No identifier? Type a title, a name, or a few words, and Echo fans the query out to every archive with a text search and sorts them by topic: books, papers, patents, images, museums, maps. "Frankenstein" goes to Open Library, Gutenberg and Wikisource; "attention is all you need" goes to arXiv, PubMed and DBLP.

How a search works

There is nothing clever about the flow. You paste, you press Search. Echo classifies the input and gathers every archive in its catalog that can take that kind of query. Then it groups them and gives each one a direct link, to the snapshot, the paper, the book, the profile. Above the results it shows what it took your input to be, so a wrong guess is easy to spot.

A result is not "here is your copy," it is "here is where to look for it." Echo walks you to the right door and you open it. Some archives are wide open, others hide their search behind a captcha or block robots outright; those still show up, with a direct link and a note on how to search them by hand.
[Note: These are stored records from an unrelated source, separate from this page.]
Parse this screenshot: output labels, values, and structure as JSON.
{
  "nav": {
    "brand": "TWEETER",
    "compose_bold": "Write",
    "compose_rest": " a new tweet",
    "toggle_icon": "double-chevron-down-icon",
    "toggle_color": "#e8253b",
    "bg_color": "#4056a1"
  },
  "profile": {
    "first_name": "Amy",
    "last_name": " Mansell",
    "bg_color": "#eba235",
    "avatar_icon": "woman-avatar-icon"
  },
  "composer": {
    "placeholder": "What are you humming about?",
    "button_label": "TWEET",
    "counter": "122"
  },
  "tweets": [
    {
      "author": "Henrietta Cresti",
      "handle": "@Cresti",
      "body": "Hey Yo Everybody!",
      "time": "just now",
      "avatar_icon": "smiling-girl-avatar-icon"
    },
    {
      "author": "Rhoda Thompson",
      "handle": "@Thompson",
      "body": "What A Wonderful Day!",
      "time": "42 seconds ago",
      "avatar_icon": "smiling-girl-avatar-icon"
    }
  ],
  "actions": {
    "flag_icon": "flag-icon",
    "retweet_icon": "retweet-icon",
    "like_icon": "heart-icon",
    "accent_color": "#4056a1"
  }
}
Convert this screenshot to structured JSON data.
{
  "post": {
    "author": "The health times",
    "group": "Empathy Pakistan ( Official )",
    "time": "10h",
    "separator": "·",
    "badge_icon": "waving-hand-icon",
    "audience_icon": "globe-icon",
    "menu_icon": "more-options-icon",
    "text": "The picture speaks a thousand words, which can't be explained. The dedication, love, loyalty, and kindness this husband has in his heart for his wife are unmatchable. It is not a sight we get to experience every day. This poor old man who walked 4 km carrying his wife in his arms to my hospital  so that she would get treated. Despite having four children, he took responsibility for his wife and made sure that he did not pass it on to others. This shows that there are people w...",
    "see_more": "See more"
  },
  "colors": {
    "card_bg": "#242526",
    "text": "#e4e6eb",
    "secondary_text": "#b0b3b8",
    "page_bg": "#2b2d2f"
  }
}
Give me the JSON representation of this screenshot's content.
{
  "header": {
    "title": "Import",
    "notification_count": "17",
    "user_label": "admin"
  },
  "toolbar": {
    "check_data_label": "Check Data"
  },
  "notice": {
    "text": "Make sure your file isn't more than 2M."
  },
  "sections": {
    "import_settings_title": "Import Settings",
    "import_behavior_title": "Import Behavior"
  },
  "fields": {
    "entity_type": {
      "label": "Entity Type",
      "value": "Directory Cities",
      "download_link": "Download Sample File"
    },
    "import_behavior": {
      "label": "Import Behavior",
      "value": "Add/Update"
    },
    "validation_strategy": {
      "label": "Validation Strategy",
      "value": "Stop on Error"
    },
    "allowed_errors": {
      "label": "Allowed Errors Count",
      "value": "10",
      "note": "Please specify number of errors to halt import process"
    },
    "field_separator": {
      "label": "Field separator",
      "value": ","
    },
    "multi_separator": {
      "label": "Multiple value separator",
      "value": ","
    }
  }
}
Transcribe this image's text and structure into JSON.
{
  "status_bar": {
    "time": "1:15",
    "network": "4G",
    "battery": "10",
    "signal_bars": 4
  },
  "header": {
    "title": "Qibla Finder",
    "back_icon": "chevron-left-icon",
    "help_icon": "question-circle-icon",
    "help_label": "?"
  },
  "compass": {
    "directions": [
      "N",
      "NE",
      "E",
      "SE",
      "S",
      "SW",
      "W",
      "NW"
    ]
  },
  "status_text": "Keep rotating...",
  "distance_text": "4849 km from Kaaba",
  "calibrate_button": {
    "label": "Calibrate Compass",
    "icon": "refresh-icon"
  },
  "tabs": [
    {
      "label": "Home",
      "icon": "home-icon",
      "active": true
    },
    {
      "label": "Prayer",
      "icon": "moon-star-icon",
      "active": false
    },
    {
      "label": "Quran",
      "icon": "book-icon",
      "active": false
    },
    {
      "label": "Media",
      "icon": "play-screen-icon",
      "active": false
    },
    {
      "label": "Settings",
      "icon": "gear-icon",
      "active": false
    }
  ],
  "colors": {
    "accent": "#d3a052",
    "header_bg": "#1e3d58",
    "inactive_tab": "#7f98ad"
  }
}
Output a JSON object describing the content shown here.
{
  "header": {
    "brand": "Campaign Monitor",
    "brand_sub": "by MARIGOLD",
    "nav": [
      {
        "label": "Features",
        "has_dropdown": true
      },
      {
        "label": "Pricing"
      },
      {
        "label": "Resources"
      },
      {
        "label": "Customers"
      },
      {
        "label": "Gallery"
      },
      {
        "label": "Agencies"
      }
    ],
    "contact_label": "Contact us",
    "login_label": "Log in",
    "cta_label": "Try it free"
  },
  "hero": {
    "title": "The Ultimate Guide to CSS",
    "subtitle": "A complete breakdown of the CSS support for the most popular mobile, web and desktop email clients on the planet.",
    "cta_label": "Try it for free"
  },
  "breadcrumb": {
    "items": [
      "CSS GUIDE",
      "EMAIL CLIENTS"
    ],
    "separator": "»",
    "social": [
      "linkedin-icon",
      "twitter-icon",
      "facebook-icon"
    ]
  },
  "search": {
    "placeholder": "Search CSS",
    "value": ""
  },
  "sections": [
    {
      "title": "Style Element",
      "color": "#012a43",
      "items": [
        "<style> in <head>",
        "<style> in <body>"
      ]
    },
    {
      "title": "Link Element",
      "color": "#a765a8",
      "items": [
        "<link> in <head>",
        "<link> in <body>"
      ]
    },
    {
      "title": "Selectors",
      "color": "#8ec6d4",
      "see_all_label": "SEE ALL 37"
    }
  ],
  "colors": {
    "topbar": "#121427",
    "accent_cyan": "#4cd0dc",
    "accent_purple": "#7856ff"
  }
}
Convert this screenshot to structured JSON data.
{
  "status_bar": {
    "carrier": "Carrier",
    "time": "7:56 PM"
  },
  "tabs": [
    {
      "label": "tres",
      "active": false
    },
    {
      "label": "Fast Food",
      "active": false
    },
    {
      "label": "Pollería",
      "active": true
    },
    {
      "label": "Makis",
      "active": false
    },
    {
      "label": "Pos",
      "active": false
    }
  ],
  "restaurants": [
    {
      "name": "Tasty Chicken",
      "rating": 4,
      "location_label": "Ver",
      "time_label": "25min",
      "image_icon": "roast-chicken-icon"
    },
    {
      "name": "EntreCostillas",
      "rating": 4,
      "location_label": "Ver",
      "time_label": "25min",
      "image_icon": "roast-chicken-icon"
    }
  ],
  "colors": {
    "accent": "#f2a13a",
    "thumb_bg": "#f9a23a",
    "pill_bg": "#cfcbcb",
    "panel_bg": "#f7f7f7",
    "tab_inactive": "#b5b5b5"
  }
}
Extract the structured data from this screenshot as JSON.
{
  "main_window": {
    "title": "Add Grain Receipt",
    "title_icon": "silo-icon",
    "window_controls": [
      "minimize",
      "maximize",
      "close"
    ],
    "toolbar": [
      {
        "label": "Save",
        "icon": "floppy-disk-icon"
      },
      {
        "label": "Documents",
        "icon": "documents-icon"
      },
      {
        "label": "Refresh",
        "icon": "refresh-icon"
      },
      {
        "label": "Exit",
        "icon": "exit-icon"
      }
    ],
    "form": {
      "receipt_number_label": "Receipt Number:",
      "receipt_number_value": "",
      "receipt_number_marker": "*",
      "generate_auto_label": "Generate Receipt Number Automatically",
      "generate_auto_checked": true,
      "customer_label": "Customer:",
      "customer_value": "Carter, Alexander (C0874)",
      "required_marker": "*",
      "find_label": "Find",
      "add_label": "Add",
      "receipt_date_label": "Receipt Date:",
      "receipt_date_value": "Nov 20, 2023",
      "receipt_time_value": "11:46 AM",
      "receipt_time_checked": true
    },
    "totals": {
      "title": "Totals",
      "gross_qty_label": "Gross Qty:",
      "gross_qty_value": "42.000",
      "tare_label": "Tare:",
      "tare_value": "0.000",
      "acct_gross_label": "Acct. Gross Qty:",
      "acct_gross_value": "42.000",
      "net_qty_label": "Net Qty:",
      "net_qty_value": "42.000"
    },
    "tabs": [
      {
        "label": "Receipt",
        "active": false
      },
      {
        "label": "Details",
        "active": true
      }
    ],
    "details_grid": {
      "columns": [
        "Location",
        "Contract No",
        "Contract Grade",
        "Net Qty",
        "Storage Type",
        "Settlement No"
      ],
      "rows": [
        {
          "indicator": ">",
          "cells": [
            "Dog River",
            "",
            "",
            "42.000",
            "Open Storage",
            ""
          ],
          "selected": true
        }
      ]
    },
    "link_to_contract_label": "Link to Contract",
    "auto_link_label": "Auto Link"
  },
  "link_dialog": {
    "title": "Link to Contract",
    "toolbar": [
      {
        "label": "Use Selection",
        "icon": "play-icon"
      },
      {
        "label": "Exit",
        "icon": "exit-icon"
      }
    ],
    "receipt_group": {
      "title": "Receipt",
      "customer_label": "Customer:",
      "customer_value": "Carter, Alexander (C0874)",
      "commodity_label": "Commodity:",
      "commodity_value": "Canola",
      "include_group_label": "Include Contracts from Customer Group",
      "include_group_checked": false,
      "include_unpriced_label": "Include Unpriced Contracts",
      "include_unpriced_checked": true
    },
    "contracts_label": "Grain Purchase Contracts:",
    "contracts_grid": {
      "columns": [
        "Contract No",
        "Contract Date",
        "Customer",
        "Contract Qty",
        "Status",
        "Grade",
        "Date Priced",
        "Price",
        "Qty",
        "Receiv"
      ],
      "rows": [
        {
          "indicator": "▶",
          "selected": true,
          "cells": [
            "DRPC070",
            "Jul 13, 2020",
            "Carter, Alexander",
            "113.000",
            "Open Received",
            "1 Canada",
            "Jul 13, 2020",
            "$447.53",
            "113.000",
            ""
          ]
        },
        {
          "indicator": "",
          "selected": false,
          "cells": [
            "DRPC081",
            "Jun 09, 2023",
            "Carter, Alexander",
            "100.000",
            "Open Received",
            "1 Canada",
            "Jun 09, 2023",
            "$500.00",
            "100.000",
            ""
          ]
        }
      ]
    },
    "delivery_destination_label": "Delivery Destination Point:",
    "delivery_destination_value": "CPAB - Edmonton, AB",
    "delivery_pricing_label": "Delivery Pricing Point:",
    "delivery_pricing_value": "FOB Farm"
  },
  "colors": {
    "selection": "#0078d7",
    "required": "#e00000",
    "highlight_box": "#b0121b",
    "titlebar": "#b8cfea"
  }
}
Where we can't take you straight to the result, we say so and point you to where it lives.

What not to expect

Echo holds no content of its own. The archives only keep what they managed to save before something vanished. If no public archive ever captured a page, a paper, or a video, there is nothing to pull back. Coverage is best for things that were public, popular, or cited.

The catalog

Alongside the search, Echo keeps a catalog of every archive we know about, including the ones we can't query automatically yet. You can browse it and filter by category, cluster, API, or access type, just to see what exists and what each archive holds.

Free, in six languages

Echo runs without JavaScript, so any search is a plain link you can save or send on. The interface comes in six languages: English, Russian, Spanish, German, Portuguese, French. The basics are free, and a free account raises your daily limit and keeps your search history.